Soriano, who this year became the fourth player to hit 40 homers and steal 40 bases in the same season, can file for free agency in the 15-day period immediately following the World Series. Until then, only the Nationals can negotiate with him.
Because he is coming off such a dynamic year, he is expected to be one of the most coveted players on the market. One baseball source, commenting on the market in general, not on any offer from Washington, said that five years and $70 million was a "reasonable starting point" for negotiations, but he expected Bentz and Soriano to try to drive the market higher by getting teams to bid off each other.

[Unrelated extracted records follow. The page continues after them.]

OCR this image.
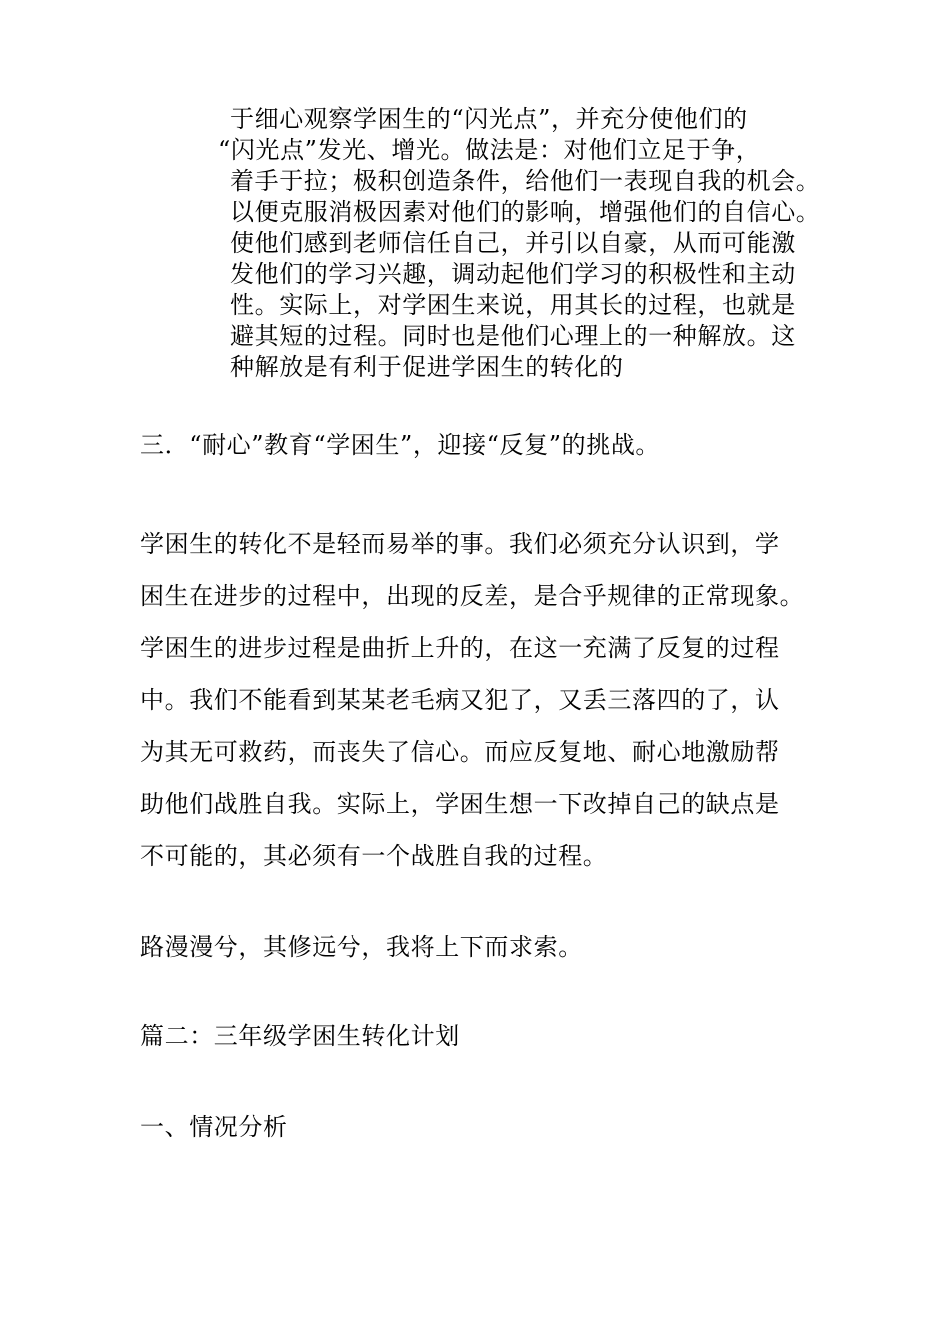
于细心观察学困生的“闪光点”，并充分使他们的
“闪光点”发光、增光。做法是：对他们立足于争，
着手于拉；极积创造条件，给他们一表现自我的机会。
以便克服消极因素对他们的影响，增强他们的自信心。
使他们感到老师信任自己，并引以自豪，从而可能激
发他们的学习兴趣，调动起他们学习的积极性和主动
性。实际上，对学困生来说，用其长的过程，也就是
避其短的过程。同时也是他们心理上的一种解放。这
种解放是有利于促进学困生的转化的
三．“耐心”教育“学困生”，迎接“反复”的挑战。
学困生的转化不是轻而易举的事。我们必须充分认识到，学
困生在进步的过程中，出现的反差，是合乎规律的正常现象。
学困生的进步过程是曲折上升的，在这一充满了反复的过程
中。我们不能看到某某老毛病又犯了，又丢三落四的了，认
为其无可救药，而丧失了信心。而应反复地、耐心地激励帮
助他们战胜自我。实际上，学困生想一下改掉自己的缺点是
不可能的，其必须有一个战胜自我的过程。
路漫漫兮，其修远兮，我将上下而求索。
篇二：三年级学困生转化计划
一、情况分析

Meantime, the Nationals' search for a manager continues. There remain four openings for managers -- Washington, San Francisco, Texas and the Chicago Cubs -- and none appear particularly close to making a hire. The Nationals have spoken to an array of candidates, highlighted by former Marlins manager Joe Girardi and former Tampa Bay manager Lou Piniella, though Piniella took himself out of the running this week.
Former Cubs manager Dusty Baker, Atlanta hitting coach Terry Pendleton, Houston bench coach Cecil Cooper, Chicago White Sox third base coach Joey Cora and New York Yankees first base coach Tony Peña are among the other candidates, though it's possible the list is longer.
Kasten, as he did when Manager Frank Robinson was let go, warned that talks with candidates don't mean a move is imminent.
"We're learning a lot," Kasten said. "We're having many, many different and good conversations. But as I said, it could be a lengthy process. We want to have the time to look at many possible alternatives."
Kasten reiterated that he would like to have a new manager hired by baseball's winter meetings, which begin Dec. 4.
"Could it be sooner? Absolutely," he said. "But don't expect it to be."